Friday, February 1, 2013
Farm animals may be the next big thing for MEMS sensors, now that international bovine-gear maker Dairymaster is hawking a stylish micro-electro-mechanical system collar for cows called the MooMonitor.
The stakes are huge, since there are over 250 million dairy cows worldwide, according to the UK's Agriculture and Horticulture Development Board, and over 1 billion each of sheep and pigs, according to the U.N. Food and Agricultural Organization. Dairymaster (Kerry, Ireland) is pioneering the use of MEMS sensors with cows while startups such as Anemon (Saint-Imier, Switzerland) are expanding from bovine into other livestock breeds.
"The MEMS industry should be taking a much closer look at agriculture and its related industries," said Alissa Fitzgerald, founder of the MEMS product development company A.M. Fitzgerald & Associates LLC (Burlingame, Calif.) "Agriculture could potentially be the next big market opportunity for MEMS sensors."
Dairymaster's MooMonitor tracks a herd, monitors each cows activity, letting them in and out of automatic doors and detects when they are ovulating.
MooMonitors contain a MEMS accelerometer to monitor activity as well as RFID tags that not only track a cow's whereabouts, but lets them in-and-out to pasture and milking facilities through automatic doors keyed to their collars. However, the big money saver, according to Dairymaster, is the MooMonitor's ability to interface with a smartphone app that notifies farmers when a cow is ovulating.

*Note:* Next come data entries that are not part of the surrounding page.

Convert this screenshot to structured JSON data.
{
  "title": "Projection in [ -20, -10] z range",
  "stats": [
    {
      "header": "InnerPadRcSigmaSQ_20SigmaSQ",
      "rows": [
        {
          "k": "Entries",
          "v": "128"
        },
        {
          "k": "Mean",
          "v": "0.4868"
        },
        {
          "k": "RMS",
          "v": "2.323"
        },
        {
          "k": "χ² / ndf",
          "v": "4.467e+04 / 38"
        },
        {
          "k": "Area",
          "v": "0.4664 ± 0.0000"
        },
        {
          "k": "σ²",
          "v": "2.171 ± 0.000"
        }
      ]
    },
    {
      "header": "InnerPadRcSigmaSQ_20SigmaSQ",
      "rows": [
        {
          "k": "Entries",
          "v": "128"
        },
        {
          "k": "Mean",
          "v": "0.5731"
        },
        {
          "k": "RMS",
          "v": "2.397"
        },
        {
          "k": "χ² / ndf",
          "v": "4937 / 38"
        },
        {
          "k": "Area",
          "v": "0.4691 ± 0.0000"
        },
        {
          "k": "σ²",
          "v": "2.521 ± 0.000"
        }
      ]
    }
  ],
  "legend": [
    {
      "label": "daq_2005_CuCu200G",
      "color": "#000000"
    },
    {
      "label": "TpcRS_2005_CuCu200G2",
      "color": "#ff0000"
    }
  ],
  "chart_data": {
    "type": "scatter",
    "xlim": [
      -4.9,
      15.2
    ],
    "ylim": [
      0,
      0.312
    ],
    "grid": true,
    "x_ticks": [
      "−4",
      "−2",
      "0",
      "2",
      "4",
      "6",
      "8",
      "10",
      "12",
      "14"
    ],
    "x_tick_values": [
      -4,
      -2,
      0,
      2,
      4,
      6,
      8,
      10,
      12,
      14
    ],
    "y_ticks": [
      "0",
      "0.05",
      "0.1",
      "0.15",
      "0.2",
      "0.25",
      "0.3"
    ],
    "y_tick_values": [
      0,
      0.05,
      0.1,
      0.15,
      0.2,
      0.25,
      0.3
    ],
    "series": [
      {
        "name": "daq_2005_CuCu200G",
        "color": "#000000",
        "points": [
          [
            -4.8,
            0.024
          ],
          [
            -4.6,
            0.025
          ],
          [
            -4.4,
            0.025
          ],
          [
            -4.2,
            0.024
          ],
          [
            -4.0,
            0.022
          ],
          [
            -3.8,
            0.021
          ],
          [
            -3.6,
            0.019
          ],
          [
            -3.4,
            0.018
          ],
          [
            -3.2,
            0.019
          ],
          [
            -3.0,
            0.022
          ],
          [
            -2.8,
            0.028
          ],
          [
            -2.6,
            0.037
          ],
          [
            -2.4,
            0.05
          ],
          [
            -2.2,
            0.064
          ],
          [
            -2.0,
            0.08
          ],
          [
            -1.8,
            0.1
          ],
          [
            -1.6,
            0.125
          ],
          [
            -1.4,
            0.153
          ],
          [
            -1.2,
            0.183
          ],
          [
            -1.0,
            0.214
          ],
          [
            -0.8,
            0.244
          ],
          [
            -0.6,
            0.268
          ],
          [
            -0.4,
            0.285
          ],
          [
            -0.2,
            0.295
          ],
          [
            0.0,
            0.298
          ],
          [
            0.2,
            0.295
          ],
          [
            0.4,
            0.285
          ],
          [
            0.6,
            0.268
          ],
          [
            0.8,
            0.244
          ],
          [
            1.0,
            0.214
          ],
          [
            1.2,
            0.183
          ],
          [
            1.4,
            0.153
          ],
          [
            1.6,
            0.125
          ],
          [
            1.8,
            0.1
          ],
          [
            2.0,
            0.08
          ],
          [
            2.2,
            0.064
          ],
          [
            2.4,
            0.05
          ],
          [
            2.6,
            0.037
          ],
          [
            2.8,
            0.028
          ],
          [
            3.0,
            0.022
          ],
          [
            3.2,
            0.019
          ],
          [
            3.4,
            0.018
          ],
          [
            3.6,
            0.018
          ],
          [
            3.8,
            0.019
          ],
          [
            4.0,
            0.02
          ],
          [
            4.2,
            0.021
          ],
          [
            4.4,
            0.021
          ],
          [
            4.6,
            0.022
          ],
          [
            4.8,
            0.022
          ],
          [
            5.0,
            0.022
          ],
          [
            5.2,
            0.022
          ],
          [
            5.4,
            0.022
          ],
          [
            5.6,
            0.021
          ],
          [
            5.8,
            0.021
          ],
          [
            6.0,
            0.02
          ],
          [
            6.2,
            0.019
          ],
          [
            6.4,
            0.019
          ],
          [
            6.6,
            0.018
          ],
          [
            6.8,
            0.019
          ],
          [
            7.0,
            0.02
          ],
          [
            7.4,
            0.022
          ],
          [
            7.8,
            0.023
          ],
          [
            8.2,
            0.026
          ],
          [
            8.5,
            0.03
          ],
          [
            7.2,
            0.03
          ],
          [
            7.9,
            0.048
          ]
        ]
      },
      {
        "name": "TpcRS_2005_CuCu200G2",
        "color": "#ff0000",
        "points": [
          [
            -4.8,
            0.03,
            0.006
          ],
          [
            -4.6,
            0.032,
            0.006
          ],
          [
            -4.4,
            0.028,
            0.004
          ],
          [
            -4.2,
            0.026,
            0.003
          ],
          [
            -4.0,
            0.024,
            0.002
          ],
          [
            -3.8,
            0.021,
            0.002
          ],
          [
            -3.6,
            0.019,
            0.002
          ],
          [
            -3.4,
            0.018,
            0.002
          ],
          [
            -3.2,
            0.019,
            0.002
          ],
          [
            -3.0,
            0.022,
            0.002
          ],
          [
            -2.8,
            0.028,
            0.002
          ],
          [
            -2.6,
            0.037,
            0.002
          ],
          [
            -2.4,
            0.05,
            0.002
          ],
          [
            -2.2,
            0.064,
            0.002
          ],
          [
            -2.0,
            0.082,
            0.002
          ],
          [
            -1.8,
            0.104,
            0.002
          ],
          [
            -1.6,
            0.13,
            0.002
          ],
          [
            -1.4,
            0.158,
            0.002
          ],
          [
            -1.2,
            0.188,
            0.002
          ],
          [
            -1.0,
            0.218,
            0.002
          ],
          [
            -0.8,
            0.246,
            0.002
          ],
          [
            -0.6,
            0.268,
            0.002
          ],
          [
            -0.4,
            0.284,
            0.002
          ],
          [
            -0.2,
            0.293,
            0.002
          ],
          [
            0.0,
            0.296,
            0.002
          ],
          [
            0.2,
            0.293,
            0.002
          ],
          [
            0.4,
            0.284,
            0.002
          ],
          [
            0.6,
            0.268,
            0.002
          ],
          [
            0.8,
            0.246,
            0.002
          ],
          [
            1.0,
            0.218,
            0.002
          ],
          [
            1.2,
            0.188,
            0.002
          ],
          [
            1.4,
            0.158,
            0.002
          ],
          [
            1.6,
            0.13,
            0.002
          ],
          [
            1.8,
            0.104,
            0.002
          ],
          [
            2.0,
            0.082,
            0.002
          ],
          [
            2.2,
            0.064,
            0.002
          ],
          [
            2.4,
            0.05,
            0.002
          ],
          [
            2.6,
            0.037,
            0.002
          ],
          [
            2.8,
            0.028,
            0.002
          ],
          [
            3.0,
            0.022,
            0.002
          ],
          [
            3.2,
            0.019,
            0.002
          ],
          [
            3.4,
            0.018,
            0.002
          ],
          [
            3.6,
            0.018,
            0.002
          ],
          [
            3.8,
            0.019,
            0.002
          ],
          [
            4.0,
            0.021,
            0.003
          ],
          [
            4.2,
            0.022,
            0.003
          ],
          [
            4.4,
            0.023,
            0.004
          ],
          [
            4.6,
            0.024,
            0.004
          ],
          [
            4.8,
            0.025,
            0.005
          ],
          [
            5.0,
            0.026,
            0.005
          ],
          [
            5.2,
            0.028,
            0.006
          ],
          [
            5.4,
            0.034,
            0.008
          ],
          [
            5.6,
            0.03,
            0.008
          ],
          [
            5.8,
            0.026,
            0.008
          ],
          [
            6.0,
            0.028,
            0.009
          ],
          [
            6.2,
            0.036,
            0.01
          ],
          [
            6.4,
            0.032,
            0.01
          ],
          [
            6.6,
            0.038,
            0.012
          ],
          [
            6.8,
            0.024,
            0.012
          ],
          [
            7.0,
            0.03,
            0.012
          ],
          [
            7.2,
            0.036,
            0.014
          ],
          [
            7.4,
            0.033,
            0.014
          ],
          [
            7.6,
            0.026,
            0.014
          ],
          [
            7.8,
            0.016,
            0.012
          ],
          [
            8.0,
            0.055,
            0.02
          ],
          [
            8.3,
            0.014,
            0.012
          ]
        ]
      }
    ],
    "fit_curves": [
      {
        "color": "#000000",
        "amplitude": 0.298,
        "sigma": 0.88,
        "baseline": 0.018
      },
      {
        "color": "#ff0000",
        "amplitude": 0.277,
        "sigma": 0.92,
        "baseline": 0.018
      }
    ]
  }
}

According to Dairymaster, ovulation happens at night the majority of the time, often not giving farmers enough time to get a bull to the scene for calf making. By monitoring the restlessness and temperature of cows at night, the app can notify farmers 24/7 as to which cow needs a bull tonight, potentially saving the U.S. dairy industry alone more than $300 million a year.